GE beat by a penny on earnings and missed by 1.5% on revenue expectations. Highlights from management:
We executed in a business environment that was slightly improved versus the first quarter. Emerging markets remain resilient, and in the U.S. we saw strong growth in orders this quarter. Europe is stabilizing but still challenged.
Industrial segment margins rose 50 basis points in the quarter. Strong price performance and material deflation contributed to $293 million of positive value gap. GE remains on track for planned margin growth of 70 basis points for the year.
Amazingly, GE sales are actually down on an annual basis since 2010 (partly reflecting the reduction of its GE Capital portfolio, partly reflecting slow growth overall), but profits are up 40% since 2010. Cost cutting remains a major focus for management. Meanwhile, geographically, the U.S. was the standout leader among the major regions.
GE stock is up 2% in the pre-market, flirting with its $24.45 high for the year.
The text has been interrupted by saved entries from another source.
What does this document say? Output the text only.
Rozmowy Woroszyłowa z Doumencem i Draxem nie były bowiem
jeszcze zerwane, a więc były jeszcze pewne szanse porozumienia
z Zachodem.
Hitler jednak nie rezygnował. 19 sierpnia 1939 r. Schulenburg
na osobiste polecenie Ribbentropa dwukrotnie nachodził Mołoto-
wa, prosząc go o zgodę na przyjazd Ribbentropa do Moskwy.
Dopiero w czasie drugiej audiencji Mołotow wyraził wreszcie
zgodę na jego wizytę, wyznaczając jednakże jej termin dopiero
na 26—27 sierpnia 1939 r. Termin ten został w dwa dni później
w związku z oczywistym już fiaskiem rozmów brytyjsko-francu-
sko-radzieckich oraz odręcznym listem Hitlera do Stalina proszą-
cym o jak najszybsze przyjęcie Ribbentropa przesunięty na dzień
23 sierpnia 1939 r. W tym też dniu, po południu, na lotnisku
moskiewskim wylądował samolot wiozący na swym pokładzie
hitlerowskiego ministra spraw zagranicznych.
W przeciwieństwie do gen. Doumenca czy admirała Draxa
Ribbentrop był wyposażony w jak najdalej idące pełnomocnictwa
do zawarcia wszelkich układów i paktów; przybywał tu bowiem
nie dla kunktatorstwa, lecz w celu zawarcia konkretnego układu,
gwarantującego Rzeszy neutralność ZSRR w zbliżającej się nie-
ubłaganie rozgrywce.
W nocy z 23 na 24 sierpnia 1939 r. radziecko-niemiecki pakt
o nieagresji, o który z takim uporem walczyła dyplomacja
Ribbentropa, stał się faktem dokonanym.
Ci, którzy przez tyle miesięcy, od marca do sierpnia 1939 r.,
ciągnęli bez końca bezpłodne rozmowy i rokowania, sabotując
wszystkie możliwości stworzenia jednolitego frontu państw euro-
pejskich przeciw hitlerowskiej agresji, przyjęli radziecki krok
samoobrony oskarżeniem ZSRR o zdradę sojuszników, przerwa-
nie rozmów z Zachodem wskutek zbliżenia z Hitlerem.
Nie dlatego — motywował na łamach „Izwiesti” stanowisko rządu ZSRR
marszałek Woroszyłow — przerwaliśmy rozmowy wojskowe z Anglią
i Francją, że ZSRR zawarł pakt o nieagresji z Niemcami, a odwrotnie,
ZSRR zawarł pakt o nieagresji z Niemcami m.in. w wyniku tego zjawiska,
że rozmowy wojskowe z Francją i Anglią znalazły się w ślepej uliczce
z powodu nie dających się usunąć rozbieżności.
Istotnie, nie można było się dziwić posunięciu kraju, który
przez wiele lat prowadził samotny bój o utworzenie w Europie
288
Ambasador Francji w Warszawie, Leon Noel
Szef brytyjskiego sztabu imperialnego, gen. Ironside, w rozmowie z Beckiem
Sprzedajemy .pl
HON, another diversified industrial company, also reported this morning, beating earnings by 5% and essentially matching the revenue expectations. Highlights:
Despite operating in a slow growth macro environment, we saw good organic growth in ACS’s Energy, Safety and Security business and in Turbo Technologies, both of which continue to outgrow the key end markets in which they compete. Our long-cycle businesses, including Commercial Aerospace, Process Solutions, and UOP, also continue to perform well, benefitting from favorable macro-trends, winning new contracts, and maintaining a strong backlog, which currently stands at $15.5B. We remain focused on seed planting, funding cost savings initiatives across the portfolio, and remaining flexible given the continued uncertain global economic outlook.
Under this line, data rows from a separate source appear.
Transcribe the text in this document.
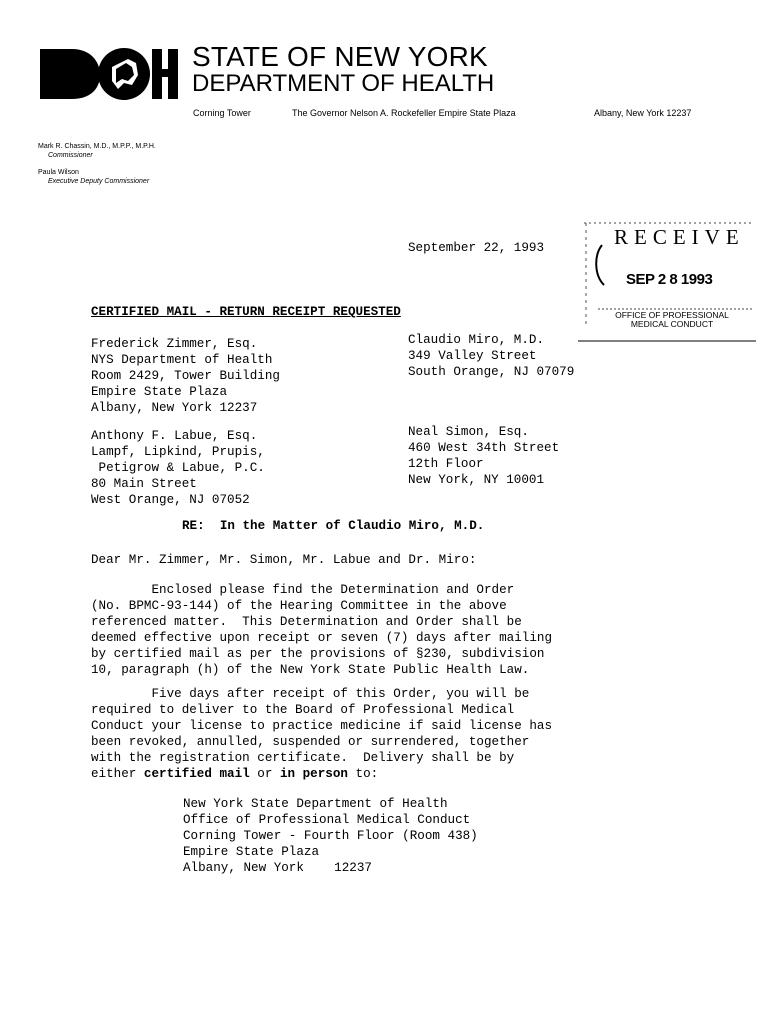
STATE OF NEW YORK
DEPARTMENT OF HEALTH
Corning Tower	The Governor Nelson A. Rockefeller Empire State Plaza	Albany, New York 12237
Mark R. Chassin, M.D., M.P.P., M.P.H.
Commissioner
Paula Wilson
Executive Deputy Commissioner
September 22, 1993	RECEIVE
SEP 2 8 1993
OFFICE OF PROFESSIONAL
MEDICAL CONDUCT
CERTIFIED MAIL - RETURN RECEIPT REQUESTED
Frederick Zimmer, Esq.
NYS Department of Health
Room 2429, Tower Building
Empire State Plaza
Albany, New York 12237
Claudio Miro, M.D.
349 Valley Street
South Orange, NJ 07079
Anthony F. Labue, Esq.
Lampf, Lipkind, Prupis,
Petigrow & Labue, P.C.
80 Main Street
West Orange, NJ 07052
Neal Simon, Esq.
460 West 34th Street
12th Floor
New York, NY 10001
RE: In the Matter of Claudio Miro, M.D.
Dear Mr. Zimmer, Mr. Simon, Mr. Labue and Dr. Miro:
Enclosed please find the Determination and Order
(No. BPMC-93-144) of the Hearing Committee in the above
referenced matter.  This Determination and Order shall be
deemed effective upon receipt or seven (7) days after mailing
by certified mail as per the provisions of §230, subdivision
10, paragraph (h) of the New York State Public Health Law.
Five days after receipt of this Order, you will be
required to deliver to the Board of Professional Medical
Conduct your license to practice medicine if said license has
been revoked, annulled, suspended or surrendered, together
with the registration certificate.  Delivery shall be by
either certified mail or in person to:
New York State Department of Health
Office of Professional Medical Conduct
Corning Tower - Fourth Floor (Room 438)
Empire State Plaza
Albany, New York    12237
Interestingly, of HON’s four major segments, aerospace is the only one with year-over-year sales growth. The story, and management focus, for management continues to be cost savings initiatives, as revenue growth is lacking overall. But HON has been an efficiency machine – since 2010, revenues have growth about 18%, while earnings have grown about 65%. Whether it’s better margins, lower interest expense, lower taxes, or lower share counts, management has made sure the EPS number has grown with or without sales growth.
HON stock is close to unchanged though after weaker Q4 guidance (it’s also already up 30% year-to-date).
GE and HON provide a good snapshot of how many of the large U.S. multinationals have grown earnings in the past few years with weak global growth. Efficiency is the master word – and it’s a major part of the explanation why corporate reinvestment has remained weak while profits have remained strong.